There are total 9928 samples of audios labelled as bad and 20000 samples labeled as good.

All the raw labels were not very useful, hence we clean and preprocess the data to finally create 2 broad categories with sub-classes.

• audio-bad
• audio-noisy: Noisy audio.
• audio-silent: Silent audio.
• audio-talking: Background talking.
• hold-phone: Music from keeping on hold.
• audio-good

### Exploratory Data Analysis

We needed to understand the class imbalance and hence we plot a histogram representing number of samples for each class.

We also plot the frequency vs duration histogram plot to understand the general distribution of audio durations in the dataset. Based on the mean duration of 5.26 seconds and the peaks in the histogram, we decided to threshold our audios to 6.5 seconds. Anything less than that will be padded to 6.5 seconds and anything greater than that duration will be truncated to 6.5 seconds.

Even though we have sub-classes for audio-bad spanning different areas of what “bad” could be, we decided to focus only on the noisy audios. Silent Audios can be treated separately, since they do not actually require something as complex as an ML model to classify them. We can simply use the age-old powerful signal processing methods to filter those out with some good confidence.

### Model

If we are going to reject these bad audios then we need to do so with:

• High Precision: We should not be rejecting good audios which are perfectly interpretable and understandable.
• Low Latency: This system should have little to no latency, otherwise it will just slow down our whole VASR flow after being deployed and integrated.
• Online: The model should be capable of running in an online setting where continuous chunks of audios are fed into the system.

We used a standard audio classification pipeline to train our binary classification task.

This involves generating log-mel spectrograms and then running a Convolution Neural Network (CNN) based feature extractor on top of this fixed size spectrogram image.

While these features (spectrograms) can be generated once after processing all the audios in the dataset, this feature generation needs to be done on the fly to make a model that can be used in deployment i.e given raw audios as input, it should be able to predict the class, that was easily incorporated through a few transforms done within the model using torch-audio.

Even though this architecture is simple, it got us an accuracy of about 87%. But it is not the accuracy we need to see, our choice of metric to measure the performance is precision as explained earlier.
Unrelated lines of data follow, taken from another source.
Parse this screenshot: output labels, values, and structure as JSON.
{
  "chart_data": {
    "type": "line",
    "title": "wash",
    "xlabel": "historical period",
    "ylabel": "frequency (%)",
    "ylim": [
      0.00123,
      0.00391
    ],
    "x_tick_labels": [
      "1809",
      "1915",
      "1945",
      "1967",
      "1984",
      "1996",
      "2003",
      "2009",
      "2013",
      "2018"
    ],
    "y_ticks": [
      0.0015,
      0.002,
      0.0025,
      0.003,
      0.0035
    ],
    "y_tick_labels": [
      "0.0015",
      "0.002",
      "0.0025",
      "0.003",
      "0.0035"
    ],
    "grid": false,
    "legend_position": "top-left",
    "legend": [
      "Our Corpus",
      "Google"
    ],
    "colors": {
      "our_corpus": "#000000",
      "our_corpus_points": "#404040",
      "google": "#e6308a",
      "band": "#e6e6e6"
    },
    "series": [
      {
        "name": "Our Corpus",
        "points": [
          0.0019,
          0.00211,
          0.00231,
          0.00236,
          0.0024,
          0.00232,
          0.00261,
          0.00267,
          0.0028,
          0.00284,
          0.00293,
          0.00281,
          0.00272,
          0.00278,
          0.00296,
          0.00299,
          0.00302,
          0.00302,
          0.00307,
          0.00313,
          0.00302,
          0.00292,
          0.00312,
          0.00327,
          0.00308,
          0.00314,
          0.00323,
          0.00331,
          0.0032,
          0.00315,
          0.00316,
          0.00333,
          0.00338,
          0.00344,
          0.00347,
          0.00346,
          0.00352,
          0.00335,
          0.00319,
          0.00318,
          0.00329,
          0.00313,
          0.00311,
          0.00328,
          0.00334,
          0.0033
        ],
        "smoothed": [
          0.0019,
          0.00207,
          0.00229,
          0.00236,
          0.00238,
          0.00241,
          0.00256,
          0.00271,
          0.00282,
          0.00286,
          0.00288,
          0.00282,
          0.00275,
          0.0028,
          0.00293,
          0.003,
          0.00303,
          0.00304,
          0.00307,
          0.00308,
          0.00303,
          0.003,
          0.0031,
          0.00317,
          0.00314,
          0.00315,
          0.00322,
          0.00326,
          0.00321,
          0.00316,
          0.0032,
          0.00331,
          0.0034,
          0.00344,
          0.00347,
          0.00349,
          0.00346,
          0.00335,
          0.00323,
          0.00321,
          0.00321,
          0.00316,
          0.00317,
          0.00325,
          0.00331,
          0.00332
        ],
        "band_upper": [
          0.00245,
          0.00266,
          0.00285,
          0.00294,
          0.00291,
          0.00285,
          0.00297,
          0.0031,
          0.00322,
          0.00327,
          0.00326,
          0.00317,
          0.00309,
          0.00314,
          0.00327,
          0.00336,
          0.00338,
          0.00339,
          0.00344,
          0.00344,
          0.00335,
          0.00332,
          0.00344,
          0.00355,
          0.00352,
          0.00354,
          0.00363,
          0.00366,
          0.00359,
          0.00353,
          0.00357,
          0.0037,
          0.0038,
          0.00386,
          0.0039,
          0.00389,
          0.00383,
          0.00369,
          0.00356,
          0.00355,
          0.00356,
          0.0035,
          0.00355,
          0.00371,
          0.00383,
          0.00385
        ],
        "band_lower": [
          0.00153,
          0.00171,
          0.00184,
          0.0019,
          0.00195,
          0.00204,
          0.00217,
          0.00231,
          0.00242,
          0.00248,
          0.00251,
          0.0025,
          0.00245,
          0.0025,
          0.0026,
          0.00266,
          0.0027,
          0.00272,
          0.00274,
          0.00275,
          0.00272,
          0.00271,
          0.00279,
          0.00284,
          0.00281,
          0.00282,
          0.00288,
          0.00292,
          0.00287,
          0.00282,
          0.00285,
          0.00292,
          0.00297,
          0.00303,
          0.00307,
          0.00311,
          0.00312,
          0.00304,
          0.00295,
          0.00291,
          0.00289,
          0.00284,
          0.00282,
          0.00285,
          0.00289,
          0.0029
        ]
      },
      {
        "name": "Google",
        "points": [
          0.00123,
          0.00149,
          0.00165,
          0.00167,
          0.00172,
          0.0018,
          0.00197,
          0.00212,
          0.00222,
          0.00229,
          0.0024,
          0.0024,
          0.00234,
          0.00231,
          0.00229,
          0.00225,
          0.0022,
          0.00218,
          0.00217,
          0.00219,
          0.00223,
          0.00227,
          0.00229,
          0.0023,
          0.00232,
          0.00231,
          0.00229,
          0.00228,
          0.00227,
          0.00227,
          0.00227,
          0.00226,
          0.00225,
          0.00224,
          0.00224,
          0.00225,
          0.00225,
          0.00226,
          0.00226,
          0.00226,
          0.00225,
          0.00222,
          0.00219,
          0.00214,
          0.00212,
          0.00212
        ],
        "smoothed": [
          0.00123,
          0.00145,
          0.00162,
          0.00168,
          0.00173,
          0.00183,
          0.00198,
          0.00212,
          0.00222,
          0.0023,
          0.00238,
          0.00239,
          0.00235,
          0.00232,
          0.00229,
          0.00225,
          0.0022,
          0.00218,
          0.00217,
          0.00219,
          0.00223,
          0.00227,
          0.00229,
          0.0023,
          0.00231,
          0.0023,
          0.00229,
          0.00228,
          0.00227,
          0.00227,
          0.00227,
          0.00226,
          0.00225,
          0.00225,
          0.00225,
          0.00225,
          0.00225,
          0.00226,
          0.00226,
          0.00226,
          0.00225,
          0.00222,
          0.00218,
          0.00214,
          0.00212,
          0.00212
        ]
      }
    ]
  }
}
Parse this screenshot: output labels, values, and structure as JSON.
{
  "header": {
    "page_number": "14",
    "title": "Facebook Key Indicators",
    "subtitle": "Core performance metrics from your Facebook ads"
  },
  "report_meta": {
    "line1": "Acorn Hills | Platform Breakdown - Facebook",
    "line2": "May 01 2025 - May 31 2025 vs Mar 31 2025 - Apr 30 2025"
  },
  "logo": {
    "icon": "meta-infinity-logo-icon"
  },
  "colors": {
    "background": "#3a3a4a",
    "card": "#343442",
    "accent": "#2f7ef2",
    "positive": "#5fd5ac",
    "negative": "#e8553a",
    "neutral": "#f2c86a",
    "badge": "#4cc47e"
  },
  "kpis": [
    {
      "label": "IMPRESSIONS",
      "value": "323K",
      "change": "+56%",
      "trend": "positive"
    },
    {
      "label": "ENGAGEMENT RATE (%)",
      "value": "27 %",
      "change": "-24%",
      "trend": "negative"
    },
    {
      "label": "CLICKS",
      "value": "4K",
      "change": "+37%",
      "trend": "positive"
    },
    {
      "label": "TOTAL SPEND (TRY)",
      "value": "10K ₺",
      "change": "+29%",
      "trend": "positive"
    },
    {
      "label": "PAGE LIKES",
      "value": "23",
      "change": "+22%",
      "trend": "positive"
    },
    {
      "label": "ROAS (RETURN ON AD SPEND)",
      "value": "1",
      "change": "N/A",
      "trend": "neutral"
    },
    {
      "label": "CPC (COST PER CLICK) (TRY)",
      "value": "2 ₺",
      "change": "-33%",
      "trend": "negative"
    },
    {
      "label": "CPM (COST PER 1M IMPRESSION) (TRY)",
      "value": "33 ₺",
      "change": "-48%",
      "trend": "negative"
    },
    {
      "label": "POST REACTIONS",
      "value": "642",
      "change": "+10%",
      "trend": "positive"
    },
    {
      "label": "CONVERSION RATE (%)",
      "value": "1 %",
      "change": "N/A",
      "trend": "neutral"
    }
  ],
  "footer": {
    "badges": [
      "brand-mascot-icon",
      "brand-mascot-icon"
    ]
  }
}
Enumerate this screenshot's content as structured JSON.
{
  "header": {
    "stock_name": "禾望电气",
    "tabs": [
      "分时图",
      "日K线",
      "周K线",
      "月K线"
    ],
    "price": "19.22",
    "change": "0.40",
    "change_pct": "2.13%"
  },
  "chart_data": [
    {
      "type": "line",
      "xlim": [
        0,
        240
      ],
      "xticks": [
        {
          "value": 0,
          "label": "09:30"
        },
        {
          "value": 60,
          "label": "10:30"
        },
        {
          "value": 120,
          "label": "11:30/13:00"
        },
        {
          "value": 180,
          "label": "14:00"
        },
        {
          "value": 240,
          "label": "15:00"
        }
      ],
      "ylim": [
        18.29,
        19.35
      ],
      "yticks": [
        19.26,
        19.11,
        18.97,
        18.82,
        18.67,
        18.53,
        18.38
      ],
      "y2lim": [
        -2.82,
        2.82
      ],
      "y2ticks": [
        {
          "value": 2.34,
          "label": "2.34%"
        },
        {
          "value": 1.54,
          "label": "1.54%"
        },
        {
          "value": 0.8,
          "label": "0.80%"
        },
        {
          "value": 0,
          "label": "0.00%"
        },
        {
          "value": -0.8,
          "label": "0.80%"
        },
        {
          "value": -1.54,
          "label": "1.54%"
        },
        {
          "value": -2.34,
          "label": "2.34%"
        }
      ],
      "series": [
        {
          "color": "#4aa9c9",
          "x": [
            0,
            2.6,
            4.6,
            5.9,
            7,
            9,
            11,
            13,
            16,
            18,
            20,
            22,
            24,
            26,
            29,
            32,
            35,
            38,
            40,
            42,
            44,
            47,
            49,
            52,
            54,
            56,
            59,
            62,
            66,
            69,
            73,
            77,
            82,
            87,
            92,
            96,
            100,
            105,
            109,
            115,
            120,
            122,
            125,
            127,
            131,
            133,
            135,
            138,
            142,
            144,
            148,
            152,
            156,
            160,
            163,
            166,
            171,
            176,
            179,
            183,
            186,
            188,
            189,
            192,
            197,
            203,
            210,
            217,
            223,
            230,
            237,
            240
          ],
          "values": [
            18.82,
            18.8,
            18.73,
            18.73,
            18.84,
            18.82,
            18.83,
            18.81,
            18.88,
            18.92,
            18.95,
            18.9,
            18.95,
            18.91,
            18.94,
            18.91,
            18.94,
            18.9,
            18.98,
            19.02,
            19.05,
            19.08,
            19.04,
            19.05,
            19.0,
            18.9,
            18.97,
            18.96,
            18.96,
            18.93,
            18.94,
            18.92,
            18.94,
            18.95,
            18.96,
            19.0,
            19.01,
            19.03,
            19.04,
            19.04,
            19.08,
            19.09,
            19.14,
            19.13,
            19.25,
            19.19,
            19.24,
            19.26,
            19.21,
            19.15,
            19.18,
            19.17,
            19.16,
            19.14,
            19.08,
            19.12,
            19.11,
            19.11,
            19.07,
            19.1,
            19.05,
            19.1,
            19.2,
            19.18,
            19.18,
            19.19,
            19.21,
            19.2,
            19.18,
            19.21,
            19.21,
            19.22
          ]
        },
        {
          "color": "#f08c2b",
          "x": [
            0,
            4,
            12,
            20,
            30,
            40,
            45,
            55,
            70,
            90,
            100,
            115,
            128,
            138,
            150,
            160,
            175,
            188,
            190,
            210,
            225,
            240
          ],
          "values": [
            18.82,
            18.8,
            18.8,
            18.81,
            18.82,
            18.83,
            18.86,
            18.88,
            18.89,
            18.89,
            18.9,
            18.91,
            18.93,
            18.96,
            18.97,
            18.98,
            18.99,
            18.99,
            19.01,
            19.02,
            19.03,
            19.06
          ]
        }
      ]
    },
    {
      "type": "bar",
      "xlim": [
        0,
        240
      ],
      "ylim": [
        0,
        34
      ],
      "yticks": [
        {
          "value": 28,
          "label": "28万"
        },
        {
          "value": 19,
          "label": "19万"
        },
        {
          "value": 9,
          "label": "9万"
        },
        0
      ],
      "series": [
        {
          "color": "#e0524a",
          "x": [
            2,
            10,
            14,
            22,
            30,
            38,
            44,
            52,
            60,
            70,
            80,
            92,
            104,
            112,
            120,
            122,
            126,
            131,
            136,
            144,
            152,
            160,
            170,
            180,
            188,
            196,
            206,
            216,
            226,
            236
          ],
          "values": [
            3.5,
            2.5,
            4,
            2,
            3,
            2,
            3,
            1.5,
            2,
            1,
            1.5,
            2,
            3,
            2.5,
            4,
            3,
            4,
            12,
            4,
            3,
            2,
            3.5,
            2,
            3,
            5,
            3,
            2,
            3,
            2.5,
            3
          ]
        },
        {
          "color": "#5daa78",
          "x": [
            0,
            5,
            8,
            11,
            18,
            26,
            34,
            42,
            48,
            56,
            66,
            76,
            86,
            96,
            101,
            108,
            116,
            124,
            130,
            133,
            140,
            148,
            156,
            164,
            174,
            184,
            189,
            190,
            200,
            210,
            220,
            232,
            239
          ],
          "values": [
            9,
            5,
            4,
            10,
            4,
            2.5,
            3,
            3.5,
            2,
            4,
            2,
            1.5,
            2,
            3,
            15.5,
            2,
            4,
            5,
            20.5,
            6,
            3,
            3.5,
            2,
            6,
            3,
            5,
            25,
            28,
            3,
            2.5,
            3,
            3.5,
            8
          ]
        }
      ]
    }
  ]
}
We are still in the process improving these initial baseline numbers of the model. One simple approach for increasing the precision is to increase the threshold, trading-off some coverage in the form of support.

### Misclassification Analysis

We also do a post prediction analysis on the misclassified audios, which revealed an interesting pattern in the dataset and in the kind of audios that the model was finding hard to make predictions on.

Briefly these errors followed 3 major types which now helps to understand the places where we can make improvements.

• Type 1 (Very Short Utterance) : say 0.2 seconds in audio of 6 seconds. Due to noise in most part of such short utterance audios, our model predicts it to be noisy and not good in some occasions. This can probably be fixed with VAD which can trim the non speech segments in such short utterance audios.
• Type 2 (Long audios) : Audio duration is longer than 6.5 seconds with the speaker in latter half. Since we chose to threshold our features (log-mels) at 6.5 seconds, the latter part of the audio is basically truncated and hence such errors.
• Type 3 (Ambiguous / Wrongly Labeled) : There are samples in the dataset which are not perfectly labelled. One may say these audios are debatablem, some may find them to be bad others may think that they are ok. This type of label noise is something which needs to be tackled.

Needless to say, there are places where we can improve these results, but having a solid baseline model initially is important for incremental improvements over time and after a few iterations we finally see these models in our production systems.

That’s all for now. This simple model was really powerful, unfortunately the code cannnot be open sourced due to legal reasons and privacy restrictions behind the dataset.